Can an election unite Sri Lanka? This would be what some groups would have the citizens of the country believe. But the question that needs answering is what has led to the divisions in the country?
Last year saw the 'Aragalaya' lead to Gotabaya Rajapaksa fleeing the country and subsequently resign while hiding overseas. However, this was not before a MP was killed by a mob, another brutally attacked, several dozen houses burnt down, the President's and Prime Minister's offices and residence forcibly occupied and a pitched battle between members of hard-line groups and security forces outside Parliament.
At the height of the protests, the crowds numbered over 100,000. However, they were centered in Colombo. The rest of the country watched on, while they searched for fuel, gas and medicine, all of which were in great shortage. In fact, as the protesters grew more violent, with the burning of private houses, the public outside Colombo looked to distance themselves from the movement. It cannot be forgotten that while a 100,000 took to the streets in anger against the former President and his government, 6.9 million people voted for him and his party. It was an islandwide vote bank. Certainly, his supporters were angry with him, and it became difficult to identify those who voted for him with most choosing to remain silent.
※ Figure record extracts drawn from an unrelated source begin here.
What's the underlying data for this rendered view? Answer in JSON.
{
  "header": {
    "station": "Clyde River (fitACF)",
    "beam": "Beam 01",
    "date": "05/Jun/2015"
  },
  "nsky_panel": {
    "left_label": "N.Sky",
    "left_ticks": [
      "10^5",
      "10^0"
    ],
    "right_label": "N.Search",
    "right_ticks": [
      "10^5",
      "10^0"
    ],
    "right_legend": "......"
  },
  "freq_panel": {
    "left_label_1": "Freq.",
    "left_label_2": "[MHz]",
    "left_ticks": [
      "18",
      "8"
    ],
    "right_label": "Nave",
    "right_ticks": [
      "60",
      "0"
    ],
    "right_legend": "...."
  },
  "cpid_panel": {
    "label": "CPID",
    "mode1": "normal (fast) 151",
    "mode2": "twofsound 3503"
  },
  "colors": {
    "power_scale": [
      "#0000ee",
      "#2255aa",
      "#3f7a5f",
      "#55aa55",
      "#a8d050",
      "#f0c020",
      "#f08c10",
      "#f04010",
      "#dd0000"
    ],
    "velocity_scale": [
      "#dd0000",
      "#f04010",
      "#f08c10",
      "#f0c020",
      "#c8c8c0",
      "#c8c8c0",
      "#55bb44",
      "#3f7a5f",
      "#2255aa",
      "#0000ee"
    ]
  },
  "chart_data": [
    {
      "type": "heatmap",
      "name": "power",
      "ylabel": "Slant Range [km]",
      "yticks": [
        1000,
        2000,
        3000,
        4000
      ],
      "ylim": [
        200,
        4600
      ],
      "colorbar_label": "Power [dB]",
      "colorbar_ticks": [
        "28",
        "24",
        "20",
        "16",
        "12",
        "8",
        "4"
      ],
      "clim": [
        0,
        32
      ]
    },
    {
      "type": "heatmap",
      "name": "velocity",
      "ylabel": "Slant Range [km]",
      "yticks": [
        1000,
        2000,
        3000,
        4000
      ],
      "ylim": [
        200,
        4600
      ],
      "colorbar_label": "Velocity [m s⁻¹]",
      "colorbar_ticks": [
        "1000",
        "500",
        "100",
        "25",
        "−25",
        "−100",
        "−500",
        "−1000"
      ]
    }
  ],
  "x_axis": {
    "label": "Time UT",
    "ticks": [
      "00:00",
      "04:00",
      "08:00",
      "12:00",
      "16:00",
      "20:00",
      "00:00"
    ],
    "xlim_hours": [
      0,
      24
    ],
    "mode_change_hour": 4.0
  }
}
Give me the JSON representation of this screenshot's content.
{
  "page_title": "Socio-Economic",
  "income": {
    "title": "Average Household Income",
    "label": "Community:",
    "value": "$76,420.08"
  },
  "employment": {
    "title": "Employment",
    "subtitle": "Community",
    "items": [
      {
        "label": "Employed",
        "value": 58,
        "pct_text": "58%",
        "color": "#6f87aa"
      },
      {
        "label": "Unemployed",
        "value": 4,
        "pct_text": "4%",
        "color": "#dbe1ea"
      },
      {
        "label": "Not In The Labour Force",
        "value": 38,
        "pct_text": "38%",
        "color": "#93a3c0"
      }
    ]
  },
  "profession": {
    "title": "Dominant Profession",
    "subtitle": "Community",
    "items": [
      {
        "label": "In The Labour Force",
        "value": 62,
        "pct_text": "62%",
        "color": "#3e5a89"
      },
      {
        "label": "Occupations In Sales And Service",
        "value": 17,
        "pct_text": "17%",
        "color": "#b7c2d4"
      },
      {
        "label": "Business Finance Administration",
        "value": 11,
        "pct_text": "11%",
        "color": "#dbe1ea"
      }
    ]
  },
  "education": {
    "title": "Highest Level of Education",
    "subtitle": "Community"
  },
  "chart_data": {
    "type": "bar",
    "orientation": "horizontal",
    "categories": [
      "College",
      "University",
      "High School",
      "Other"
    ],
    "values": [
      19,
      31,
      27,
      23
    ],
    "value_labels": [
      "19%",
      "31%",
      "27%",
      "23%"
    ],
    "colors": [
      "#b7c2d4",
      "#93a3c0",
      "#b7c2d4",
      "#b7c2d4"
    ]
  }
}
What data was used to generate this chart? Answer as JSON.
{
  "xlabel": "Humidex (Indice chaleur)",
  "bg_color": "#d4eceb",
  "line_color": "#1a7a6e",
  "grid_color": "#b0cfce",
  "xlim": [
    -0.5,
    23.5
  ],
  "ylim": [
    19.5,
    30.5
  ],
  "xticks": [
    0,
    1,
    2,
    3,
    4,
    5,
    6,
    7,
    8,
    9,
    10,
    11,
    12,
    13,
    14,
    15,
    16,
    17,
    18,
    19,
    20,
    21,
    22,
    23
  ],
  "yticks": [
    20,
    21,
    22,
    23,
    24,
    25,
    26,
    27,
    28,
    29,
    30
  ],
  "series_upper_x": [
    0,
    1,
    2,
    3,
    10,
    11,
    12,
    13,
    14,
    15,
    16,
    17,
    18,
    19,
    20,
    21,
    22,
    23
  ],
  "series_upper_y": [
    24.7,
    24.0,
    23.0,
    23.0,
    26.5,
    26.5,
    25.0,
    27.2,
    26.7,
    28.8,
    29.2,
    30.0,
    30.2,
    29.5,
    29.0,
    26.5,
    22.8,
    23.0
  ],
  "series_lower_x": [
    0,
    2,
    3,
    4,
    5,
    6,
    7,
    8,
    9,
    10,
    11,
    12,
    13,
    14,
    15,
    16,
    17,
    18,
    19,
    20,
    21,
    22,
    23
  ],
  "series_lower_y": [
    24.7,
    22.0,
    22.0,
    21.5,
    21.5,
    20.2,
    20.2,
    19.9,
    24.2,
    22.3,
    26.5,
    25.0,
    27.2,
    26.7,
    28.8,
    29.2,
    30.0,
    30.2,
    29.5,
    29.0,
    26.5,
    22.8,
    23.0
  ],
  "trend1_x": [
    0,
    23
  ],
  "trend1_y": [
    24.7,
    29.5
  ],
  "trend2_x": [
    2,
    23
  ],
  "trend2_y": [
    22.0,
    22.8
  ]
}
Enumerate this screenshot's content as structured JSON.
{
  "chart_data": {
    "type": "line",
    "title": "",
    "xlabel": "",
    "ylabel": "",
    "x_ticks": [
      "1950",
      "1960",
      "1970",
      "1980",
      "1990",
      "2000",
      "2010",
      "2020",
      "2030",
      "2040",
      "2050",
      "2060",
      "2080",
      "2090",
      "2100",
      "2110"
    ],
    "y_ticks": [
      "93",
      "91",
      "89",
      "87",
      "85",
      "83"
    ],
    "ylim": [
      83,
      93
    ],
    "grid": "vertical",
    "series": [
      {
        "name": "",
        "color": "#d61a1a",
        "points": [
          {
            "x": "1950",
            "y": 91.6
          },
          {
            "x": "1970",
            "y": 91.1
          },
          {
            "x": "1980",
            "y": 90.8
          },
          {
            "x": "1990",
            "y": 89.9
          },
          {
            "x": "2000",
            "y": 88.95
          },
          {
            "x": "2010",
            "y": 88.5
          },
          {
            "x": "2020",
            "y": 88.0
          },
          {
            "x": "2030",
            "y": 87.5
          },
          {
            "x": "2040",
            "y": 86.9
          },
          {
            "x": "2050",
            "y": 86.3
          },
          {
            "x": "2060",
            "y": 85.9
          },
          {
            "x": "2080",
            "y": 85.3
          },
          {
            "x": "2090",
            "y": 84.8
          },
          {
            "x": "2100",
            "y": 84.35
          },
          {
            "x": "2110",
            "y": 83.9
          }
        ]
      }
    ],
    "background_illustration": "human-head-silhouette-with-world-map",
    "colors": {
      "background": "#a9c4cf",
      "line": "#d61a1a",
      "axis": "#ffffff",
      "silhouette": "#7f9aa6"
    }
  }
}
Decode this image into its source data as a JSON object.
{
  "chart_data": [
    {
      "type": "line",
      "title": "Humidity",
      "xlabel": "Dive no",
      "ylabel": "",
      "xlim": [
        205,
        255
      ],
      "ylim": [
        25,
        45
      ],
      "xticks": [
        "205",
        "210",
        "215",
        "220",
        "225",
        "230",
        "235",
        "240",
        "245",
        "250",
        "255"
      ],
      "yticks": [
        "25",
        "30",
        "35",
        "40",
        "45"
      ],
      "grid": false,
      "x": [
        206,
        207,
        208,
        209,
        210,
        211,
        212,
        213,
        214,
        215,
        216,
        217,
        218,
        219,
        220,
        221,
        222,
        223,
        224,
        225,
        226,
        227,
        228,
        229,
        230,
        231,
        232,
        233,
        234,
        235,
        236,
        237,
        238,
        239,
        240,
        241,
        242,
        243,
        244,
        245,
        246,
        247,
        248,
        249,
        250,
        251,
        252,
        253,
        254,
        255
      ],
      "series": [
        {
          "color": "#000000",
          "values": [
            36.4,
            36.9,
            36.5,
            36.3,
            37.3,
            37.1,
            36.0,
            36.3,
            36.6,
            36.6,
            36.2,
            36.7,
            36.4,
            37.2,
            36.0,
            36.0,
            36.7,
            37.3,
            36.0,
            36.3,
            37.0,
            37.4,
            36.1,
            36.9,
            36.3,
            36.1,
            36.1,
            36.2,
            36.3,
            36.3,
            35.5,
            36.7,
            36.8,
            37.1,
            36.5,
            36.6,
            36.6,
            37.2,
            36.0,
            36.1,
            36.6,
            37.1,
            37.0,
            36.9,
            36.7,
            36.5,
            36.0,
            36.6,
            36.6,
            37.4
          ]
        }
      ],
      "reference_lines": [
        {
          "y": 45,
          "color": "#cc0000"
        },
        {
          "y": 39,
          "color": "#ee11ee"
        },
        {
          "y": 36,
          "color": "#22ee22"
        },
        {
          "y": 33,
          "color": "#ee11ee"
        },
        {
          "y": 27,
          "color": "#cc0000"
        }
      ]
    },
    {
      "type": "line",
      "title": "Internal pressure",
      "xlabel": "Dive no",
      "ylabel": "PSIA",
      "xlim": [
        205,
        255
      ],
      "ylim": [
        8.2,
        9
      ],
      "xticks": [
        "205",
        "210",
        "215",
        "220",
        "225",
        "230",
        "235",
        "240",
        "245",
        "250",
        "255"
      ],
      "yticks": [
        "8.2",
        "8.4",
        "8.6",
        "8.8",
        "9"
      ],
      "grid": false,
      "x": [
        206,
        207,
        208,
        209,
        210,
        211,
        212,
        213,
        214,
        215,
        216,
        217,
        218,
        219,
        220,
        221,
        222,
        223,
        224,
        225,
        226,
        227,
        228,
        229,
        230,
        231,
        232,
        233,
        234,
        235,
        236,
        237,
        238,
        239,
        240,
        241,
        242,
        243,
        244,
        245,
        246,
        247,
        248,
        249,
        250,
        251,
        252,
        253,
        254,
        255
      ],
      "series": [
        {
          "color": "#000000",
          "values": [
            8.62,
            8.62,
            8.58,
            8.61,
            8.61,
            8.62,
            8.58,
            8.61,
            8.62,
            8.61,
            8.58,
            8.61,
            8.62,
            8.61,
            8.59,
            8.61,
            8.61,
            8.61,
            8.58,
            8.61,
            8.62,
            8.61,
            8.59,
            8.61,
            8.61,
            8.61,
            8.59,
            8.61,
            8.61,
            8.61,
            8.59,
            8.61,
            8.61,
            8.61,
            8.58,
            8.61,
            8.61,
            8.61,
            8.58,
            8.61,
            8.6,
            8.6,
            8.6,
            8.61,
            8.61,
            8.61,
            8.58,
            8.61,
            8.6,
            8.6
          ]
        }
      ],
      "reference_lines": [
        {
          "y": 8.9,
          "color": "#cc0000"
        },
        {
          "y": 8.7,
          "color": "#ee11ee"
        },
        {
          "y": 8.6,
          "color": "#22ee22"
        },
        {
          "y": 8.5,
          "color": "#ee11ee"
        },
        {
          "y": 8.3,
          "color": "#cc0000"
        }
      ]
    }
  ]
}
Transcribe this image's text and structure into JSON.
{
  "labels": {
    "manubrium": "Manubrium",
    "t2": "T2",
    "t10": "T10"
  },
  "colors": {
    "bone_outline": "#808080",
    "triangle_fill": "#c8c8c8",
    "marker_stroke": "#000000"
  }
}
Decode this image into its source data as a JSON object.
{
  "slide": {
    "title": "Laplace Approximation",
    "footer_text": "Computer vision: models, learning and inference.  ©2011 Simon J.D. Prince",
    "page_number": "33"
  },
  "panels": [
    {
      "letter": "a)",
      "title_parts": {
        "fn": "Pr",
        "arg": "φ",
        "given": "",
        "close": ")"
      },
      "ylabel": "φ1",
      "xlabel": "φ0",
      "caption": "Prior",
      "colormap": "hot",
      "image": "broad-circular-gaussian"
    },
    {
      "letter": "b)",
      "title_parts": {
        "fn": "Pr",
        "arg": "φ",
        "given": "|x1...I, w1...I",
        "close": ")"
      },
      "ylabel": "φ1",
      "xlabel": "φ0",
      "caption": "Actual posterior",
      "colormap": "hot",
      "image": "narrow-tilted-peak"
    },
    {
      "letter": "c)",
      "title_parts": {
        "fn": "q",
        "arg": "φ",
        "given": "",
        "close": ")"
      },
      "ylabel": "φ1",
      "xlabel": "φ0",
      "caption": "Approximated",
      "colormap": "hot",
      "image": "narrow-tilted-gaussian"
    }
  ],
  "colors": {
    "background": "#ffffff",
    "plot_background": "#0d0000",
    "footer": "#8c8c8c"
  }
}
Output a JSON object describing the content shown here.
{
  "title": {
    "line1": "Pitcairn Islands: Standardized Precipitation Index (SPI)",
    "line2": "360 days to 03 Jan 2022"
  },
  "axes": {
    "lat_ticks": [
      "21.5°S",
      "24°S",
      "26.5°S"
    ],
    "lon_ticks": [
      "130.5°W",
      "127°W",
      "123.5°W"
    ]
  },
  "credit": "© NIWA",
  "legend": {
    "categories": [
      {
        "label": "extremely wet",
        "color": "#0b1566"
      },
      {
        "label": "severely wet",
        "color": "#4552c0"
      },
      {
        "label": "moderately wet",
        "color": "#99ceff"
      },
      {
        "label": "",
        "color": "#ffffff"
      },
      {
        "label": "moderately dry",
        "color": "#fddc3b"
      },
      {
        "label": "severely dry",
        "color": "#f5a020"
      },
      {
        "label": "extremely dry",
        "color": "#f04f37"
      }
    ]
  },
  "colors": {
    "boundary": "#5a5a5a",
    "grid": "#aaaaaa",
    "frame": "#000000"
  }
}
Yet whether this translated into wanting to see a lawfully elected Government removed through assault, destruction of property and occupation of Government buildings is unclear. Certainly, the absence of unifying figure in the position of leadership points to the fact that the country did not know where they wanted to go post-Gota Rajapaksa.
Today, the greater public does not shy away from making it clear that they want nothing to do with politicians nor 'Aragalaya activists'. The country is in the midst of its worst economic crisis. While fuel and gas are easily available, the cost of food has sky-rocketed and medicine is still in short supply. Many people are closely watching whether this Government is capable of obtaining IMF support, with daily news reports on the progress of the discussions.
With the public suffering and the political class being rejected, will a Local Government election solve the country's crisis. Most citizens are unaware of their current Local Government (Pradeshiya Sabha) members. In the rural areas, these members are looked upon scornfully, accused of corruption and thuggery. With over 8,000 members for the entire country, the public will soon be burdened with financing the salaries and perks of a bloated political system.
With many political pundits predicting an election under the current circumstances yielding a voter turnout of less than 50%, it appears unlikely that any clear will emerge from these elections. The result will be hamstrung councils, public servants uncertain of who is in charge and an overall crippling of the public sector.
On the financial side, it is estimated that the election will cost in excess of Rs. 10 billion. With no viable benefits from an election at this stage, is it necessary to hold such an operation?
Back in 2015, the Local Government Elections were postponed for up to 3 years, finally being held in 2018. On that occasion, with the economy in a far better situation than it is today, there was little or no public outcry due the absence of the councils. In fact many of the public who had dealt with the councils during this period claimed they operated far better under the stewardship of a commissioner. With the government having now indicated that they are keen to reduce the number of LG members from 8,000 to 4,000, we need to asked whether a delay in the election to ensure a reduction in public expenditure can be achieved should be adopted.
Whatever the outcome, it appears less and less likely that an election which nobody wants, will unite an already fractured country.